Search code examples
pythonstatisticsregressionlinear-regressionstatsmodels

Statsmodels linear_harveu_collier test - ValueError


I was using linear_harveu_collier to test whether the model is linear. But I don't understand what causes this error.

import statsmodels.formula.api as smf
import statsmodels.stats.diagnostic as sms    

QGDP = df['QUARTERLY REAL GDP']
UNRATE = df['UNRATE(%)']
ols_1 = smf.ols(formula='QGDP ~ UNRATE', data = df)
ols_fit = ols_1.fit()
test = sms.linear_harvey_collier(ols_fit)

ValueError: "The initial regressor matrix, x[:skip], issingular. You must use a value of skip large enough to ensure that the first OLS estimator is well-defined.


Solution

  • This test performs its own regression, and the error tells you that the regression cannot be performed as the regressor matrix is non-invertible.

    Since your model only has one regressor, plus the constant term (as you are using a patsy string formula), by using the default None value for the skip= parameter of the test function, you are telling the test to use a 2 by 2 matrix for regression (2 vars and 2 observations matching the number of vars). That matrix is non-invertible because of the values it contains.

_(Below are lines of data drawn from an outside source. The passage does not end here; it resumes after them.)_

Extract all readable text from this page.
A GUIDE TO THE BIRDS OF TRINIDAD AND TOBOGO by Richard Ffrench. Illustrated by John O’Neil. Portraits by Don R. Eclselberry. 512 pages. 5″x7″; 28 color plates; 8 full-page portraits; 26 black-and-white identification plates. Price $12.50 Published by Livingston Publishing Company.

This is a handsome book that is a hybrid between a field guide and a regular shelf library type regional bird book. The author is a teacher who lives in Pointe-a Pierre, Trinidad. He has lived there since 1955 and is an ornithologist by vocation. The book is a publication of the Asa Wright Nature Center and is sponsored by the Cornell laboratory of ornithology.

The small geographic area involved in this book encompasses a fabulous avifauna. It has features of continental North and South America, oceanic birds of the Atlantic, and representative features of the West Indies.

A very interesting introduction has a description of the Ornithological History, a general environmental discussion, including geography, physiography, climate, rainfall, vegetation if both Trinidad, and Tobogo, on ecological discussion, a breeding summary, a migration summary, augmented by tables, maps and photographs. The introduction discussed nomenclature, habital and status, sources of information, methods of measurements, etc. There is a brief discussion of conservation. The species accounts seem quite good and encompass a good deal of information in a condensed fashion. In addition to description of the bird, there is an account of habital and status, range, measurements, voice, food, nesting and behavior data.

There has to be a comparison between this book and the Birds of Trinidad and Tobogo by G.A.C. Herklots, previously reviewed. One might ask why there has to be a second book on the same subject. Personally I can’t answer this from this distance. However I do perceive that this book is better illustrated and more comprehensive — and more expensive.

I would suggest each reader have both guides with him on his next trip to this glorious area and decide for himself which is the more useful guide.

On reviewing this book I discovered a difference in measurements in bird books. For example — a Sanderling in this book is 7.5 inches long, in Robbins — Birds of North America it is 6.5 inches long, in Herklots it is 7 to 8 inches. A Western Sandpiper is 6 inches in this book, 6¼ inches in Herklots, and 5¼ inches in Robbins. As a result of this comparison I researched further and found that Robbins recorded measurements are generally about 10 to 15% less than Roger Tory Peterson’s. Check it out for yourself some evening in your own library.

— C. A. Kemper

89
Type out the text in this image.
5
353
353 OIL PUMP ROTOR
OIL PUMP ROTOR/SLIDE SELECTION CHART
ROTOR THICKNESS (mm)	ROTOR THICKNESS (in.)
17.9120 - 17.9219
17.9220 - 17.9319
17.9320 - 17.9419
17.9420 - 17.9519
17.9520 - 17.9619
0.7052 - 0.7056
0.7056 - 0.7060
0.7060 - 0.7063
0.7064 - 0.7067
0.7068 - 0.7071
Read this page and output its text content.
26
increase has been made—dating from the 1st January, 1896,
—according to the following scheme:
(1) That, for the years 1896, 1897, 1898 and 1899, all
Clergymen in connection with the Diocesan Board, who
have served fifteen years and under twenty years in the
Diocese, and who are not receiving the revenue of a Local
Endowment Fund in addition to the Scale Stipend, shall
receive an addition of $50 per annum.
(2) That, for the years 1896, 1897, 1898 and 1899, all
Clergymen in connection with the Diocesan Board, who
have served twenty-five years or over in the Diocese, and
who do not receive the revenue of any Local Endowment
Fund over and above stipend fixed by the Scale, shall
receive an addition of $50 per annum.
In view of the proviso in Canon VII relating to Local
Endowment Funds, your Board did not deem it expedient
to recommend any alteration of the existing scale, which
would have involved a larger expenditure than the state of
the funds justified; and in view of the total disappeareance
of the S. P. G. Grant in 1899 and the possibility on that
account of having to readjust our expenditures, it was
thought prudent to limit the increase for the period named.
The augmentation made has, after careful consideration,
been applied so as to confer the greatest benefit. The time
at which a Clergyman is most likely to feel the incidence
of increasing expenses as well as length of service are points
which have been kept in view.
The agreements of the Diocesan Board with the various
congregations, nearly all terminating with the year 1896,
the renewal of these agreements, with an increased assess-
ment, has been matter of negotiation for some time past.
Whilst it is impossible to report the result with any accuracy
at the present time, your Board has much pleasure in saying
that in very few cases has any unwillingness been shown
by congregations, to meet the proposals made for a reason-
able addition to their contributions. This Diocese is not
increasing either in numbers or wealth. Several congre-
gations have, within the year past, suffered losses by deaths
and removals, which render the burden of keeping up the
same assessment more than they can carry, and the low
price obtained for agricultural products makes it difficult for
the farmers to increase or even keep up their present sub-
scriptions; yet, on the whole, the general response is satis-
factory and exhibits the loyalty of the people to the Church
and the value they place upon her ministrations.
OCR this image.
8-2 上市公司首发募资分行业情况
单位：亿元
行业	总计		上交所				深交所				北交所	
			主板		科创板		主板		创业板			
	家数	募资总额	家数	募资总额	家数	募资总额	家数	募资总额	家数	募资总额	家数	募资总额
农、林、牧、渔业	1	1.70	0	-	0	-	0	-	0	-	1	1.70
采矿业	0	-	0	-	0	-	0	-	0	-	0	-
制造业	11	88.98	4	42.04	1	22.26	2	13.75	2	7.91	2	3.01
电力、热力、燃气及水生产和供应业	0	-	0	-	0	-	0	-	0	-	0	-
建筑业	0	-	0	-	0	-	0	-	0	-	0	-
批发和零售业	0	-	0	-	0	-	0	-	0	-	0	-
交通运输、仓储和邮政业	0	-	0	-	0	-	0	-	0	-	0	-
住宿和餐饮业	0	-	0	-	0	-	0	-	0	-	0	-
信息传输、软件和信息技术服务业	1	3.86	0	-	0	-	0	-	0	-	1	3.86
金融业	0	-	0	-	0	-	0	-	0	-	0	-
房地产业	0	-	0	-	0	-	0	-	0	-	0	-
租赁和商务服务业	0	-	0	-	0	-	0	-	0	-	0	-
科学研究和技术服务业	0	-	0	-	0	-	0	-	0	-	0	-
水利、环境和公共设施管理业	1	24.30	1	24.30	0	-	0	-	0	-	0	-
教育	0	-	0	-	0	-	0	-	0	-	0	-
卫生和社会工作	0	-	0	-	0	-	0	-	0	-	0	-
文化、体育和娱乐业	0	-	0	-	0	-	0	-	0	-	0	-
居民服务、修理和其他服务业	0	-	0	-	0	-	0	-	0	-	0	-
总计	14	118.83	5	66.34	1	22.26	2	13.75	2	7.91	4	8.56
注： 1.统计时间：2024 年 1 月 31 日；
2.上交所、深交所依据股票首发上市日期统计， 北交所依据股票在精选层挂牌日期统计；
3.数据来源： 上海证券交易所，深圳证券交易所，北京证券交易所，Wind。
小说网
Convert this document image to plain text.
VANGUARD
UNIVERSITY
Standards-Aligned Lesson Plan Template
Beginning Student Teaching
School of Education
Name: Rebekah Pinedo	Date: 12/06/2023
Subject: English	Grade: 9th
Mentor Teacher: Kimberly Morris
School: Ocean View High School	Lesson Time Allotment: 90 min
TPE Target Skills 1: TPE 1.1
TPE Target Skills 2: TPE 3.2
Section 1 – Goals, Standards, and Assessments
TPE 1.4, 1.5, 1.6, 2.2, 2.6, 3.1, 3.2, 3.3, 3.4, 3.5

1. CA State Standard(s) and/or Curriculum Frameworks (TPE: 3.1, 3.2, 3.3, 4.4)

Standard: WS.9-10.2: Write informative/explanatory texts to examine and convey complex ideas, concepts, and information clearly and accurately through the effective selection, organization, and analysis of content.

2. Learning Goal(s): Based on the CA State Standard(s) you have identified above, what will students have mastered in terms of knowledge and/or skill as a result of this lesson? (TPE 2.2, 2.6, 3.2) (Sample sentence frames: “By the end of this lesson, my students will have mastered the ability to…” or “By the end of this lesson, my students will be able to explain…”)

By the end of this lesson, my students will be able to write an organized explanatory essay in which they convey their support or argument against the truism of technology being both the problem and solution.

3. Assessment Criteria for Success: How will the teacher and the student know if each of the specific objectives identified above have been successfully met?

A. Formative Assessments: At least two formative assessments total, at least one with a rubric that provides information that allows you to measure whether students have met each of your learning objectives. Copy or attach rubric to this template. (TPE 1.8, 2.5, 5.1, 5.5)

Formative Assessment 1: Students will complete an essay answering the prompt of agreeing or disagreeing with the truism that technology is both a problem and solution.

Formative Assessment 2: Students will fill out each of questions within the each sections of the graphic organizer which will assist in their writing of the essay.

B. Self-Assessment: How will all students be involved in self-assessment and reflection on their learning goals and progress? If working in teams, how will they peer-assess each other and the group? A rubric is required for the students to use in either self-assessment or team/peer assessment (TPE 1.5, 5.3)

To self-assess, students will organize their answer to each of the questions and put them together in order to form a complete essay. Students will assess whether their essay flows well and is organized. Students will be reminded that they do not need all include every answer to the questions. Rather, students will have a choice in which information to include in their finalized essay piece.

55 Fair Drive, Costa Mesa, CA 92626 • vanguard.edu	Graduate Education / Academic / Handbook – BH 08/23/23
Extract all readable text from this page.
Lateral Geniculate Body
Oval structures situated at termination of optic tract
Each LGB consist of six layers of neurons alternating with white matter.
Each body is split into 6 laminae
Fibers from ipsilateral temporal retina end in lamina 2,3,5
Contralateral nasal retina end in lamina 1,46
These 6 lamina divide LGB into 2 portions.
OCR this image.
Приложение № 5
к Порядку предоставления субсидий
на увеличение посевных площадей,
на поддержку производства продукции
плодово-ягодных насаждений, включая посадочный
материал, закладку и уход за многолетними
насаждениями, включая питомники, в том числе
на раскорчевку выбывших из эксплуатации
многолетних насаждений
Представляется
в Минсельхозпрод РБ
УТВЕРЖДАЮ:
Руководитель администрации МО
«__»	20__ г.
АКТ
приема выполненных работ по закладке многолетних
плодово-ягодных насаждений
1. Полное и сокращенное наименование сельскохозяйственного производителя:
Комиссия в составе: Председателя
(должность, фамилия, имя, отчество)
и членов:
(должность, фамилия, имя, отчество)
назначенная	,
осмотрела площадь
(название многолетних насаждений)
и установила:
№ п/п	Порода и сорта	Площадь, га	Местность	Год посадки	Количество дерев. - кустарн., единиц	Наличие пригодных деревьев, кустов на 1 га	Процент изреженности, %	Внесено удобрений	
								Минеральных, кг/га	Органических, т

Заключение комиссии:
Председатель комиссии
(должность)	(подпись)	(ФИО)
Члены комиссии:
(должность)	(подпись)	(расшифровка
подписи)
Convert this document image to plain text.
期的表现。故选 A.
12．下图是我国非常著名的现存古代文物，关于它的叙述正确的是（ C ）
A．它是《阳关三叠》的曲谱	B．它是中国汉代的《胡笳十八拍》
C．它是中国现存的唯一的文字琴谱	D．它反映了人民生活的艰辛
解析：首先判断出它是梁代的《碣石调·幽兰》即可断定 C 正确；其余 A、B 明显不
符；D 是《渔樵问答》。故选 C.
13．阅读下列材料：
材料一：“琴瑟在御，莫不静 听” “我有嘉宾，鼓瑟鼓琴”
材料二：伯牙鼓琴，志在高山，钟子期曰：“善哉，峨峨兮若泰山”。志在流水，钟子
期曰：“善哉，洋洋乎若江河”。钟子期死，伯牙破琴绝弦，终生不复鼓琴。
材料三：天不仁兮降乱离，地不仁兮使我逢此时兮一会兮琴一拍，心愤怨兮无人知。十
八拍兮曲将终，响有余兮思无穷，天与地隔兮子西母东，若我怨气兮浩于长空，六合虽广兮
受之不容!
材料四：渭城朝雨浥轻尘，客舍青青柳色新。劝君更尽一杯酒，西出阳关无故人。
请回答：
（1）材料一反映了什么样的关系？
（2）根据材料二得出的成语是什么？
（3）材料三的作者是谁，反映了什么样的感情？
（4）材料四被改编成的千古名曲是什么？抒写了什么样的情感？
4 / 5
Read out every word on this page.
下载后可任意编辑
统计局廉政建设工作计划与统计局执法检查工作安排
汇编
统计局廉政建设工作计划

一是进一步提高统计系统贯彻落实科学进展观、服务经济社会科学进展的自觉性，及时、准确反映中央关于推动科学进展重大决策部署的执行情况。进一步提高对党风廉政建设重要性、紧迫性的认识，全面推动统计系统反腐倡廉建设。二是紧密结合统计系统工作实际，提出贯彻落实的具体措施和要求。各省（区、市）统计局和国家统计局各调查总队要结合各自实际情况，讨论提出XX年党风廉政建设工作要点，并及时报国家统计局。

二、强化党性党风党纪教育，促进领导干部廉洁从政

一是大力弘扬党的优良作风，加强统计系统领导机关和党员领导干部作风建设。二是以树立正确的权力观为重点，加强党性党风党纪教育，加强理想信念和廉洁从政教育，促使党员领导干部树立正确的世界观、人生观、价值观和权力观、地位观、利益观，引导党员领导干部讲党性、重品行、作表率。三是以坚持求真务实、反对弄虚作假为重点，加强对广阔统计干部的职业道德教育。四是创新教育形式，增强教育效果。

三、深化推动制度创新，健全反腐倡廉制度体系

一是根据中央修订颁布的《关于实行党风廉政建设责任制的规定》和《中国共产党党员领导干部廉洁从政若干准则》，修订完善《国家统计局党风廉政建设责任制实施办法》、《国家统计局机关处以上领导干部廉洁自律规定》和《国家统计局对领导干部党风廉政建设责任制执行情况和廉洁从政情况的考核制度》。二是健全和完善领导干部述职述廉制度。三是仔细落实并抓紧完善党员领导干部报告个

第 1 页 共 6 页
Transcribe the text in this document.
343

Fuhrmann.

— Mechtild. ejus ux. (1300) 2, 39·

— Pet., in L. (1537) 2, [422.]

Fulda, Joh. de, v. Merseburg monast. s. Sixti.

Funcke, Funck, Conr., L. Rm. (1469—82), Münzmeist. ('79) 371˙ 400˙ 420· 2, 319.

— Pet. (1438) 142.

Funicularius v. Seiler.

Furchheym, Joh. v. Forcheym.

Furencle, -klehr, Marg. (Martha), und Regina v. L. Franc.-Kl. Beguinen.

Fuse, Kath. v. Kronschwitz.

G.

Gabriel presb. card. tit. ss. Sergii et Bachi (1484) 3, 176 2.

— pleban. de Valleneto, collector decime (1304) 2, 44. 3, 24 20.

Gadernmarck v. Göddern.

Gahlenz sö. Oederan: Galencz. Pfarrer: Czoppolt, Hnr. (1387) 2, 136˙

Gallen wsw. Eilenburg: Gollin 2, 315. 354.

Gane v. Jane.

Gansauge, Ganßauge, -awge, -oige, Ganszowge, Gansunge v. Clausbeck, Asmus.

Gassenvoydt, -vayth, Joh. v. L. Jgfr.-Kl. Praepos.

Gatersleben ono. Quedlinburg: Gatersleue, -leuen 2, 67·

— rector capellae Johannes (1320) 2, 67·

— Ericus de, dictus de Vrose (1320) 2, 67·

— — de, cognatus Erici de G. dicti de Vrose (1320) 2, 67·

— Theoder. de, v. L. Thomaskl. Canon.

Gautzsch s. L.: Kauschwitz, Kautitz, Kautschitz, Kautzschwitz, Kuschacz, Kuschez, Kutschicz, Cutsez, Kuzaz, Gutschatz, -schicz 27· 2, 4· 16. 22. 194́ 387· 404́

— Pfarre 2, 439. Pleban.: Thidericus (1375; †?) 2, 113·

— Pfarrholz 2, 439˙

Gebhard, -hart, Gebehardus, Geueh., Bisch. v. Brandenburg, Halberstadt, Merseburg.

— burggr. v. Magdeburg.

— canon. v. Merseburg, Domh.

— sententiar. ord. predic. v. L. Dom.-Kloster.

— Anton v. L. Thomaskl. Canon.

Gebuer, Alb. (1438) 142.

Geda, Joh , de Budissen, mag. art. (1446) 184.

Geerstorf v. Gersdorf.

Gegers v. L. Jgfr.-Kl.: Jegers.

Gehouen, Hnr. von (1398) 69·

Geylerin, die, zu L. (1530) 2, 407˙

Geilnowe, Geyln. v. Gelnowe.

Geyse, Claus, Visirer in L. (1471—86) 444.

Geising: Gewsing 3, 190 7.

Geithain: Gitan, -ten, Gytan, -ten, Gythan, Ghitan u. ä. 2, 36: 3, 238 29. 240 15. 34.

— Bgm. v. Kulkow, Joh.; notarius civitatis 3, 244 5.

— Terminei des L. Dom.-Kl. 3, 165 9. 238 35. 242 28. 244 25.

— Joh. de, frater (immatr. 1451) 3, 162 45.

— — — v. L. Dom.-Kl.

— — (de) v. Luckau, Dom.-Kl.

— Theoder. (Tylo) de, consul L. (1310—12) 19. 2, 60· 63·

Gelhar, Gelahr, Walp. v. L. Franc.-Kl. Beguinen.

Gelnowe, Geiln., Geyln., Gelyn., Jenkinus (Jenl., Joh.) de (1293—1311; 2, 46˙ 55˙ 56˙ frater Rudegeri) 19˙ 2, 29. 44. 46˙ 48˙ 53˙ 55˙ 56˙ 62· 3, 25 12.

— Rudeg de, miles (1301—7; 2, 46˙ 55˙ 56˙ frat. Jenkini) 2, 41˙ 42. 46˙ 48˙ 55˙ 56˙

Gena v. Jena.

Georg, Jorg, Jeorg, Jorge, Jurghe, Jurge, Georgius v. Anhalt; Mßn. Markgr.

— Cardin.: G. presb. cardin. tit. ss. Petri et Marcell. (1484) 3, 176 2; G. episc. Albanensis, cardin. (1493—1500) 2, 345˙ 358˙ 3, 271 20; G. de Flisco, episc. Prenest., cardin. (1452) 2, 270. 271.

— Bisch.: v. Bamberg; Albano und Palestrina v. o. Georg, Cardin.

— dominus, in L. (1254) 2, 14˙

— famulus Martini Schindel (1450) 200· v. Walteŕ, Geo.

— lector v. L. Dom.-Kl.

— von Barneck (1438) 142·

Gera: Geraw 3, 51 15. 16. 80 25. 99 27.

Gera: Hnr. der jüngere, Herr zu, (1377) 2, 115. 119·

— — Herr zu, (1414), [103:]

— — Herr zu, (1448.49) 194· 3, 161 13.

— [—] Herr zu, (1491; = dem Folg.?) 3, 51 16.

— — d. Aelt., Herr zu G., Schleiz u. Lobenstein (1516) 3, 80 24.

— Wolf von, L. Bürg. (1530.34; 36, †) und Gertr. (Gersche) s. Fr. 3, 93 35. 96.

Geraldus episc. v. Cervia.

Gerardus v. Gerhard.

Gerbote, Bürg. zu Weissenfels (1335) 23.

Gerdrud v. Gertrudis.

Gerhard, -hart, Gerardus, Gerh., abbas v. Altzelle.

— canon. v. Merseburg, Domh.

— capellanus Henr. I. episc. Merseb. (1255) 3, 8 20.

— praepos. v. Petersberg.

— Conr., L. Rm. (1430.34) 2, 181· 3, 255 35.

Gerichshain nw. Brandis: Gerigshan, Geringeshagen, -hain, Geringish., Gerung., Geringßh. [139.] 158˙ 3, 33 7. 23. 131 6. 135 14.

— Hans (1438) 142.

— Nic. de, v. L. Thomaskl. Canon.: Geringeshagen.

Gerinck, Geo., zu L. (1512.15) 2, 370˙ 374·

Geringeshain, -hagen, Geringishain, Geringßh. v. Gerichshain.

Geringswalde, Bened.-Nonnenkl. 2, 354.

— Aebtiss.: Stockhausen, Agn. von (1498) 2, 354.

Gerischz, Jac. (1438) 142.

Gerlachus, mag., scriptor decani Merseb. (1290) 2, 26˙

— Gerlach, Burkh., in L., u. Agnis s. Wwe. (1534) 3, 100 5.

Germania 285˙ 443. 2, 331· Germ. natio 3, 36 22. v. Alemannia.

    For example, if the first two values of the UNRATE column are both 0's, then the matrix (with the constant term) becomes

    a = [[1,0]
         [1,0]]
    

    and np.linalg.inv(np.dot(a.T, a)) is undefined.


    So, as the message instructs, you need to specify a large enough value of the skip= parameter (i.e. how many observations to use for the initial model of the test) to ensure a sufficient rank of the regressor matrix (it needs to be at least as large as the number of columns in the matrix).